Namun dari beberapa sumber lain diketahui perubahan status tersebut baru dimulai pada zaman Pangeran Wijil (anak dari Sunan Kalijaga yang menjadi pemimpin Kadilangu). Langgar Sunan Kalijaga itu dikembangkan menjadi sebuah masjid karena tuntutan jumlah jamaah yang semakin membludak.

Arsitektur Khas
Sejak berdirinya hingga sekarang, masjid dengan bangunan induk yang asli berukuran 10 x 16 m ini telah mengalami beberapa kali perubahan dan perbaikan pada pemugaran karena tuntutan zaman dan jumlah jamaah yang semakin membludak. Perbaikan yang dilakukan secara besar-besaran dilakukan pada tahun 1970 dengan menambah beberapa bangunan serambi yang cukup luas.
Bangunan awal Masjid Sunan Kalijaga secara arsitektur memiliki kesamaan dengan Masjid Agung demak.

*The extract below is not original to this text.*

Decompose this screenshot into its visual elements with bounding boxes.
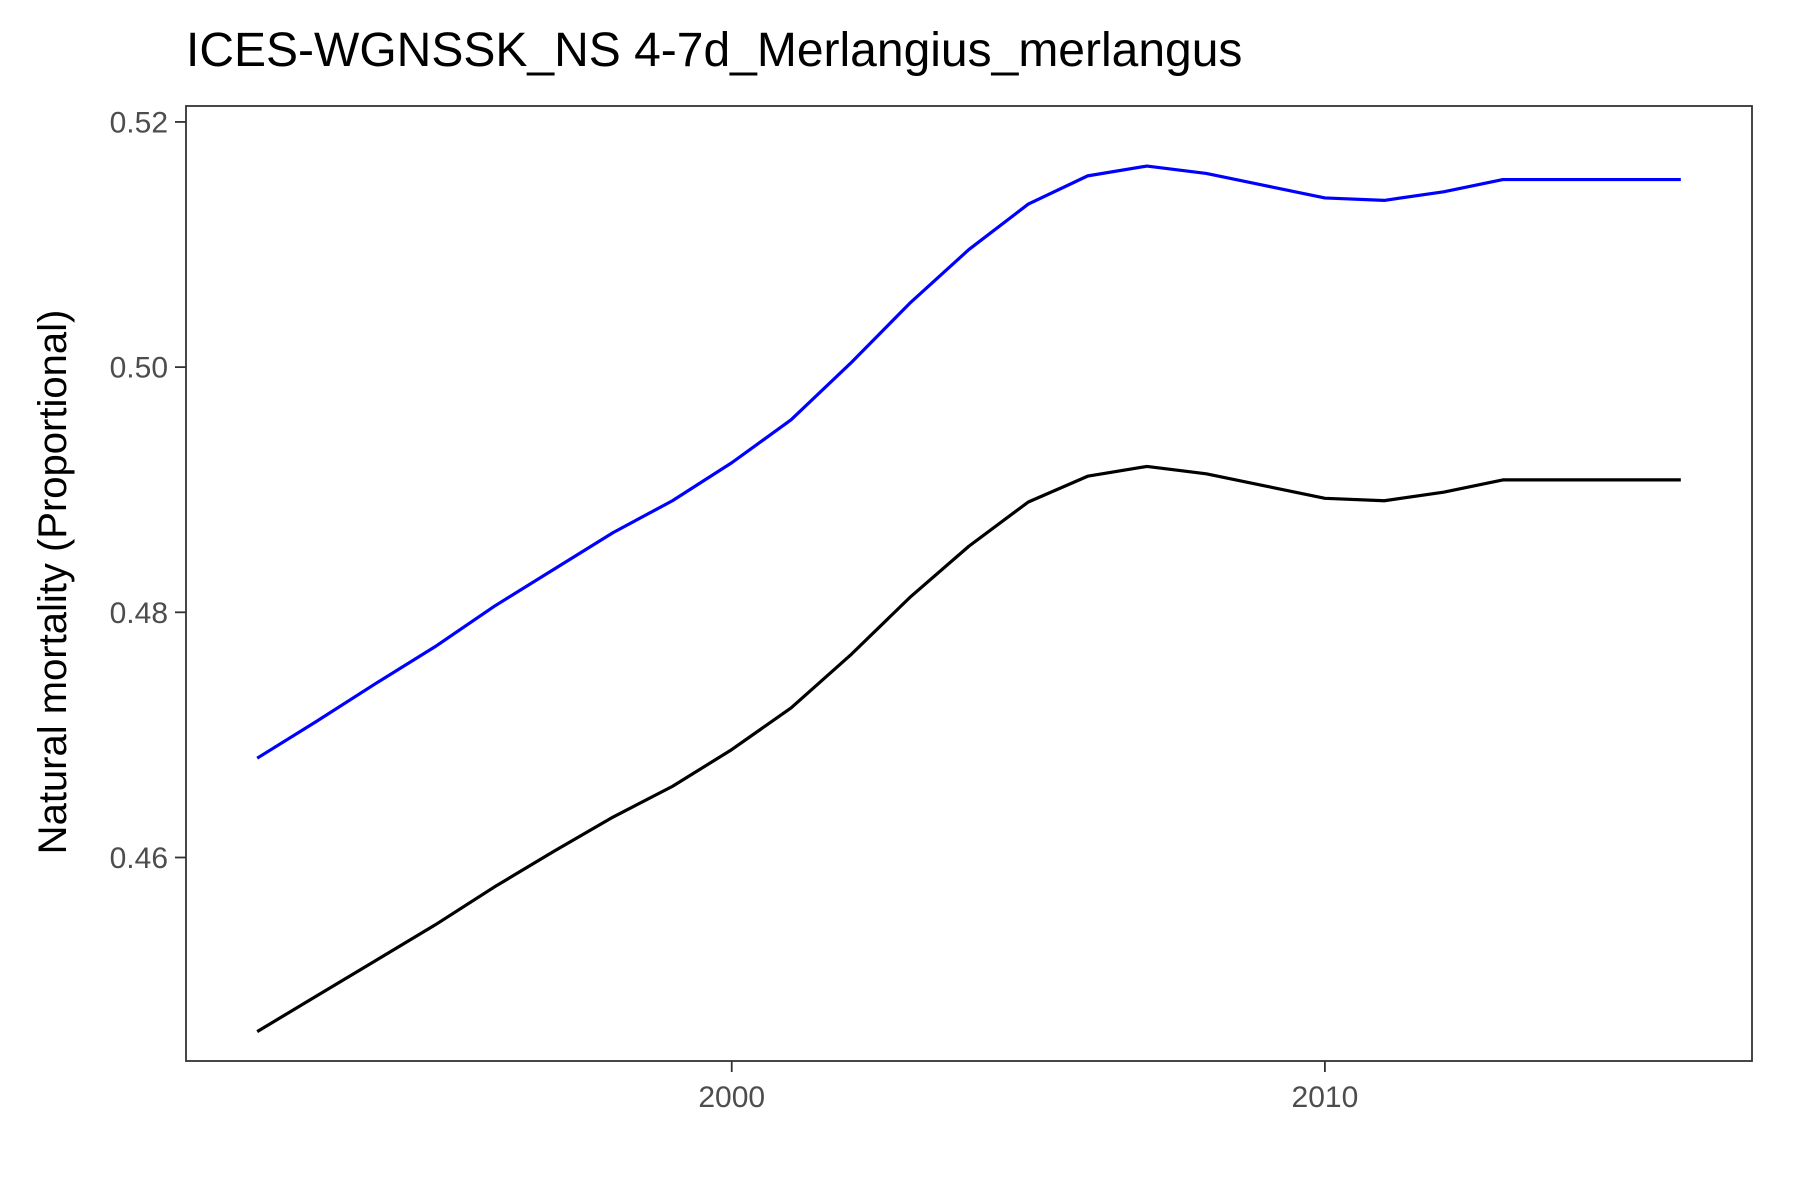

Kesamaan arsitektur tersebut bisa dilihat dari ciri khas bangunan yang berbentuk joglo, atapnya limasan bersusun tiga, yang memiliki makna khusus yakni melambangkan arti iman,islam, dan ikhsan. Genting terbuat dari kepingan kayu jati (sirap), di depan bangunan induk ada serambi, diatas pengimaman ada gambar surya majapahit yang merupakan simbul kebesaran Kasultanan Bintoro.
Walaupun telah berusia ratusan tahun, namun berkat pemeliharaan yang baik, banyak bagian-bagian masjid yang dianggap sudah ada pada masa Sunan Kalijaga masih bisa kita jumpai. Saat masuk ke serambi masjid terdapat dua buah beduk yang berfungsi sebagai penanda masuk waktu shalat. Dari dua beduk itu salah satunya yang berada di sebelah kiri masjid merupakan peninggalan Sunan Kalijaga.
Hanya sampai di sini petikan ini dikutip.